OLO has been available for other types of insurance like citrus trees, avocado trees etc. To keep premiums down growers often elect lower coverage levels with OLO. That way you are likely to get a claim paid but the premium is not too high, you just get a little less per vine.
Once you sign up and complete all the forms with your agent, they are then submitted to the underwriter. The underwriter will open an inspection and an adjuster will come and take a look at your vineyard. The adjuster will determine if the grapevines in your vineyard are insurable. The vines could be uninsurable for any of the following reasons. The vines are unsound, diseased or in someway unhealthy. They could have been grafted within a 12-month period before the beginning of the insurance period. Or they could have been damaged prior to the beginning of the insurance period. Once the adjuster has completed the inspection, it is sent to the underwriter and then on to the USDA Risk Management Agency for final approval.

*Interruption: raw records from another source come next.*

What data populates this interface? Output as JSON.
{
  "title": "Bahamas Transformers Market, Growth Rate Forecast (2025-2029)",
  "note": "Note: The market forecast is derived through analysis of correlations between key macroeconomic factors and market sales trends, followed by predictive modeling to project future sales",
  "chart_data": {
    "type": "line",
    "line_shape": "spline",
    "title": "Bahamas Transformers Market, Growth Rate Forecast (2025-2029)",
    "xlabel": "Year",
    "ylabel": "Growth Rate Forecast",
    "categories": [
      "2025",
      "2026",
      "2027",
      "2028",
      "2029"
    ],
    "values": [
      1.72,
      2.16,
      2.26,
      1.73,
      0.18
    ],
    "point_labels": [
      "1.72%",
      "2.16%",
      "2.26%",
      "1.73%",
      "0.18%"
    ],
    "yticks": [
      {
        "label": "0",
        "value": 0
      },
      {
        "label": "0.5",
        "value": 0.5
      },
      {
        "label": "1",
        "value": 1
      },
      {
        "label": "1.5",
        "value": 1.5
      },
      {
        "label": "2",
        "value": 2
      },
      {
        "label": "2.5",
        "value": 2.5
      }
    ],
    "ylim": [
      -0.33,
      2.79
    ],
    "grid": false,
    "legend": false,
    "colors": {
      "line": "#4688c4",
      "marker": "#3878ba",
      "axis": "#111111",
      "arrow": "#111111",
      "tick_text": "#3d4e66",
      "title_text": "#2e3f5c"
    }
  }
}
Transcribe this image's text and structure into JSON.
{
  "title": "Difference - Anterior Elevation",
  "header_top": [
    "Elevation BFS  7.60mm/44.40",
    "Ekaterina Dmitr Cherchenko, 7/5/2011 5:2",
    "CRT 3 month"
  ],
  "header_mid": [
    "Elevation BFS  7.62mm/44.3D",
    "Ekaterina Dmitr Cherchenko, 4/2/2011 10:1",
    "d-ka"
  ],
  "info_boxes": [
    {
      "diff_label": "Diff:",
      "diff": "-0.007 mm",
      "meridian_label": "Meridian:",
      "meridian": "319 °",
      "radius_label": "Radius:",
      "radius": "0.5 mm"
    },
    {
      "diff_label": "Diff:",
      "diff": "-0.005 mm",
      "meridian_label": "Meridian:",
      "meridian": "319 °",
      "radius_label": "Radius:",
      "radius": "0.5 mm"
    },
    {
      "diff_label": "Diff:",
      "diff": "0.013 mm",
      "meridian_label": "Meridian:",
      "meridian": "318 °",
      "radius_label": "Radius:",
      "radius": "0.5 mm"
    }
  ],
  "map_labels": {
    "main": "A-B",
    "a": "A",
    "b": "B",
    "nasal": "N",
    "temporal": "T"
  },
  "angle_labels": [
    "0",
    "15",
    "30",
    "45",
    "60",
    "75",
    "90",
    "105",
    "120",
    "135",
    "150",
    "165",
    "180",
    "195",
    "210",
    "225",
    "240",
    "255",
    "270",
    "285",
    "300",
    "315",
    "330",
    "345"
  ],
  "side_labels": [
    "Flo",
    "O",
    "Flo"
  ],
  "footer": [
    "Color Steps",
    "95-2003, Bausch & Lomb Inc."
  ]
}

If you have damage from an insured Cause of Loss, you should contact your agent to get a claim opened. It is always best to get a claim opened up sooner rather than later. 48 – 72 hours after discovering damage is best. I know that a lot of growers want to wait and see how much damage there is before they do anything. It is always better to get a claim opened up rather than wait and see. If there is not enough damage then you just let the adjuster know. After you open up a claim an adjuster should be out within 10 days to inspect the vineyard. Do not remove any damaged vines until it has been inspected!
This is a good program, and it will provide protection to vineyards that need to mitigate losses from Freeze, Hail, Flood, Fire etc. But you will have to determine, with your agent, whether or not it is a good fit for your vineyard. Some growers and locations have less risk than others. While some areas are constantly pummeled by the elements and other factors.